▎ 摘　　要

In this study, a three-dimensional graphene- and carbon nanotube (CNT)-decorated SiOx composite material (SiOx-Gr-CNT) was synthesized. The dual carbon components were introduced by a simple one-step method of high-energy ball milling. The corresponding SiOx-Gr-CNT composite electrode exhibited superior lithium storage performance because the graphene and CNT components form a flexible network with high conductivity decorating on SiOx. The network is beneficial for the improvement of the conductivity of SiOx particles. The mechanical flexibility of the graphene and CNT components had a negligible volume effect, which could effectively suppress the volume expansion of SiOx and assist to form a durable solid electrolyte interphase film by separating SiOx particles from the electrolyte.
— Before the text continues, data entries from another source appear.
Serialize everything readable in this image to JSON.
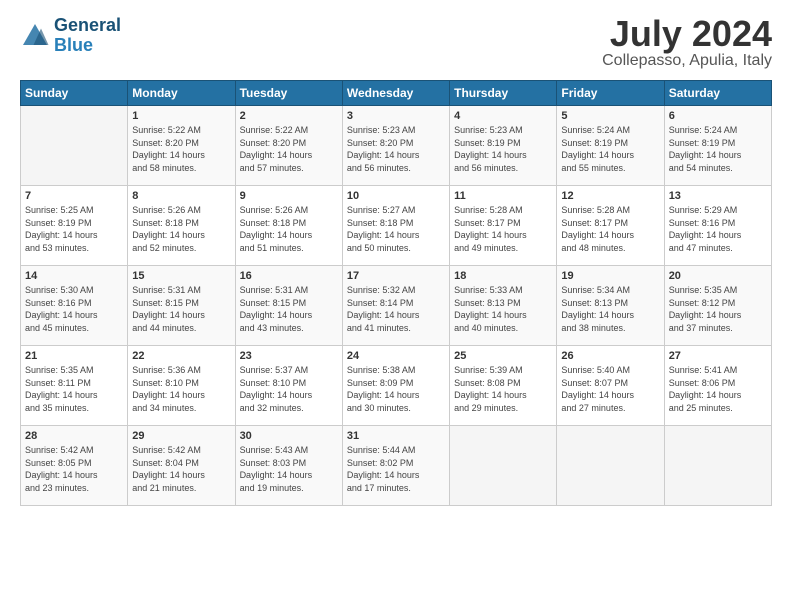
{
  "header": {
    "logo_line1": "General",
    "logo_line2": "Blue",
    "month": "July 2024",
    "location": "Collepasso, Apulia, Italy"
  },
  "days_of_week": [
    "Sunday",
    "Monday",
    "Tuesday",
    "Wednesday",
    "Thursday",
    "Friday",
    "Saturday"
  ],
  "weeks": [
    [
      {
        "day": "",
        "info": ""
      },
      {
        "day": "1",
        "info": "Sunrise: 5:22 AM\nSunset: 8:20 PM\nDaylight: 14 hours\nand 58 minutes."
      },
      {
        "day": "2",
        "info": "Sunrise: 5:22 AM\nSunset: 8:20 PM\nDaylight: 14 hours\nand 57 minutes."
      },
      {
        "day": "3",
        "info": "Sunrise: 5:23 AM\nSunset: 8:20 PM\nDaylight: 14 hours\nand 56 minutes."
      },
      {
        "day": "4",
        "info": "Sunrise: 5:23 AM\nSunset: 8:19 PM\nDaylight: 14 hours\nand 56 minutes."
      },
      {
        "day": "5",
        "info": "Sunrise: 5:24 AM\nSunset: 8:19 PM\nDaylight: 14 hours\nand 55 minutes."
      },
      {
        "day": "6",
        "info": "Sunrise: 5:24 AM\nSunset: 8:19 PM\nDaylight: 14 hours\nand 54 minutes."
      }
    ],
    [
      {
        "day": "7",
        "info": "Sunrise: 5:25 AM\nSunset: 8:19 PM\nDaylight: 14 hours\nand 53 minutes."
      },
      {
        "day": "8",
        "info": "Sunrise: 5:26 AM\nSunset: 8:18 PM\nDaylight: 14 hours\nand 52 minutes."
      },
      {
        "day": "9",
        "info": "Sunrise: 5:26 AM\nSunset: 8:18 PM\nDaylight: 14 hours\nand 51 minutes."
      },
      {
        "day": "10",
        "info": "Sunrise: 5:27 AM\nSunset: 8:18 PM\nDaylight: 14 hours\nand 50 minutes."
      },
      {
        "day": "11",
        "info": "Sunrise: 5:28 AM\nSunset: 8:17 PM\nDaylight: 14 hours\nand 49 minutes."
      },
      {
        "day": "12",
        "info": "Sunrise: 5:28 AM\nSunset: 8:17 PM\nDaylight: 14 hours\nand 48 minutes."
      },
      {
        "day": "13",
        "info": "Sunrise: 5:29 AM\nSunset: 8:16 PM\nDaylight: 14 hours\nand 47 minutes."
      }
    ],
    [
      {
        "day": "14",
        "info": "Sunrise: 5:30 AM\nSunset: 8:16 PM\nDaylight: 14 hours\nand 45 minutes."
      },
      {
        "day": "15",
        "info": "Sunrise: 5:31 AM\nSunset: 8:15 PM\nDaylight: 14 hours\nand 44 minutes."
      },
      {
        "day": "16",
        "info": "Sunrise: 5:31 AM\nSunset: 8:15 PM\nDaylight: 14 hours\nand 43 minutes."
      },
      {
        "day": "17",
        "info": "Sunrise: 5:32 AM\nSunset: 8:14 PM\nDaylight: 14 hours\nand 41 minutes."
      },
      {
        "day": "18",
        "info": "Sunrise: 5:33 AM\nSunset: 8:13 PM\nDaylight: 14 hours\nand 40 minutes."
      },
      {
        "day": "19",
        "info": "Sunrise: 5:34 AM\nSunset: 8:13 PM\nDaylight: 14 hours\nand 38 minutes."
      },
      {
        "day": "20",
        "info": "Sunrise: 5:35 AM\nSunset: 8:12 PM\nDaylight: 14 hours\nand 37 minutes."
      }
    ],
    [
      {
        "day": "21",
        "info": "Sunrise: 5:35 AM\nSunset: 8:11 PM\nDaylight: 14 hours\nand 35 minutes."
      },
      {
        "day": "22",
        "info": "Sunrise: 5:36 AM\nSunset: 8:10 PM\nDaylight: 14 hours\nand 34 minutes."
      },
      {
        "day": "23",
        "info": "Sunrise: 5:37 AM\nSunset: 8:10 PM\nDaylight: 14 hours\nand 32 minutes."
      },
      {
        "day": "24",
        "info": "Sunrise: 5:38 AM\nSunset: 8:09 PM\nDaylight: 14 hours\nand 30 minutes."
      },
      {
        "day": "25",
        "info": "Sunrise: 5:39 AM\nSunset: 8:08 PM\nDaylight: 14 hours\nand 29 minutes."
      },
      {
        "day": "26",
        "info": "Sunrise: 5:40 AM\nSunset: 8:07 PM\nDaylight: 14 hours\nand 27 minutes."
      },
      {
        "day": "27",
        "info": "Sunrise: 5:41 AM\nSunset: 8:06 PM\nDaylight: 14 hours\nand 25 minutes."
      }
    ],
    [
      {
        "day": "28",
        "info": "Sunrise: 5:42 AM\nSunset: 8:05 PM\nDaylight: 14 hours\nand 23 minutes."
      },
      {
        "day": "29",
        "info": "Sunrise: 5:42 AM\nSunset: 8:04 PM\nDaylight: 14 hours\nand 21 minutes."
      },
      {
        "day": "30",
        "info": "Sunrise: 5:43 AM\nSunset: 8:03 PM\nDaylight: 14 hours\nand 19 minutes."
      },
      {
        "day": "31",
        "info": "Sunrise: 5:44 AM\nSunset: 8:02 PM\nDaylight: 14 hours\nand 17 minutes."
      },
      {
        "day": "",
        "info": ""
      },
      {
        "day": "",
        "info": ""
      },
      {
        "day": "",
        "info": ""
      }
    ]
  ]
}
Thus, the electrochemical properties of the corresponding SiOx-Gr-CNT composite electrode were effectively enhanced with a large reversible specific capacity of 1015.1 mA h g(-1), which was maintained at 1046.6 mA h g(-1) after cycling of 100 cycles with a capacity remaining exceeding 100% under a current density of 100 mA g(-)(1). The SiOx-Gr-CNT composite electrode also exhibited outstanding cycling performance under a large current density of 1 A g(-1) with more than 800 mA h g(-1) reversible specific capacity even after 200 cycles. The method used for the combination of the SiOx-Gr-CNT composite anode material is simple and mass productive and thus is promising for practical application.